If you go to the base of Point Defiance in Tacoma and look east, you’ll see a finger of earth jutting into Puget Sound.

It formed as toxic slag spilled from a copper smelter during the city’s industrial heyday.

For years, it was a foreboding sliver of black, glassy material. Today, workers and machines roam the peninsula as they transform it into a grassy park with Puget Sound views.

Tacoma Metro Parks Commissioner Erik Hanberg has a space-age term for what’s going on there. He calls it “terraforming.”

(3) BACK TO THE STACK. Doris V. Sutherland does a good job framing the issues in “Rocket Stack Rumpus: Critics, Authors, and Non-Binary Science Fiction” accompanied by light analysis. Sutherland concludes:

Greg Hullender responded by writing an apology-cum-rebuttal in collaboration with Eric Wong and altering the offensive reviews. Despite this, he has paid a high price for his faux pas. Locus decided that he was unfit to recommend stories to readers and removed him from its reading list jury, making the following announcement on Twitter.

Thank you to those who brought their concerns about RSR to our attention. Greg Hullender will not be involved in the Locus Recommended Reading List. We support our wonderfully complex and diverse SF community, and hope for continued positive dialogue on these issues.

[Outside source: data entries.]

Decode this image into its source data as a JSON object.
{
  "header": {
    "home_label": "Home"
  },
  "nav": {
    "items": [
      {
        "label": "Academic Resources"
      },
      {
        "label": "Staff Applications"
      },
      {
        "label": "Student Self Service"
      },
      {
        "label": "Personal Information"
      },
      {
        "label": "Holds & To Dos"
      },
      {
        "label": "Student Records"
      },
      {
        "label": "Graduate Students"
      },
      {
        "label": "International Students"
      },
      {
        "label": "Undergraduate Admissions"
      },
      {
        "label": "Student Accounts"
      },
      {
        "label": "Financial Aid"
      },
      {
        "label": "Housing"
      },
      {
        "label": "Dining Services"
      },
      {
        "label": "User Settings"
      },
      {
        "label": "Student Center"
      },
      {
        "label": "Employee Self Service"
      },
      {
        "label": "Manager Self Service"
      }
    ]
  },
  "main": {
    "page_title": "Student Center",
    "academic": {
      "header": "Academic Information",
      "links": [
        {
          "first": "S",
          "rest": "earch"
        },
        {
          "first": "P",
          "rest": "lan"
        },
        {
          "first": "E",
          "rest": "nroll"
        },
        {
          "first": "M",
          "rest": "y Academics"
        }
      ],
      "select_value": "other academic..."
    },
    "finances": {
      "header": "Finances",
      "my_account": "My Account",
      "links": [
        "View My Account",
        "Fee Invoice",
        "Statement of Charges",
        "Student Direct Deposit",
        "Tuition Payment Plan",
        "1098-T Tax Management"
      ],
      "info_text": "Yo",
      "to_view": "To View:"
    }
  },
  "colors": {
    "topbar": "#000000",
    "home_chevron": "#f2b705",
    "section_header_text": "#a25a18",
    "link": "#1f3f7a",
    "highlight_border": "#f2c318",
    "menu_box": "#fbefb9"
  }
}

The reference to positive dialogue seems out-of-place. The Rocket Stack Rumpus marks a breakdown in communications all around, from a reviewer missing the point of the stories he was covering, to authors misreading his reviews in turn. Meanwhile, the issue of Rocket Stack Rank’s provincial approach to stories set against non-Western cultural backdrops–as flagged up by Rose Lemberg in this Twitter thread–ended up being lost alongside Hullender’s misunderstanding of non-binary SF, which is perhaps a secondary issue.

There may well be positive dialogue to come out of the controversy, but at the present moment, there is little of it to be seen.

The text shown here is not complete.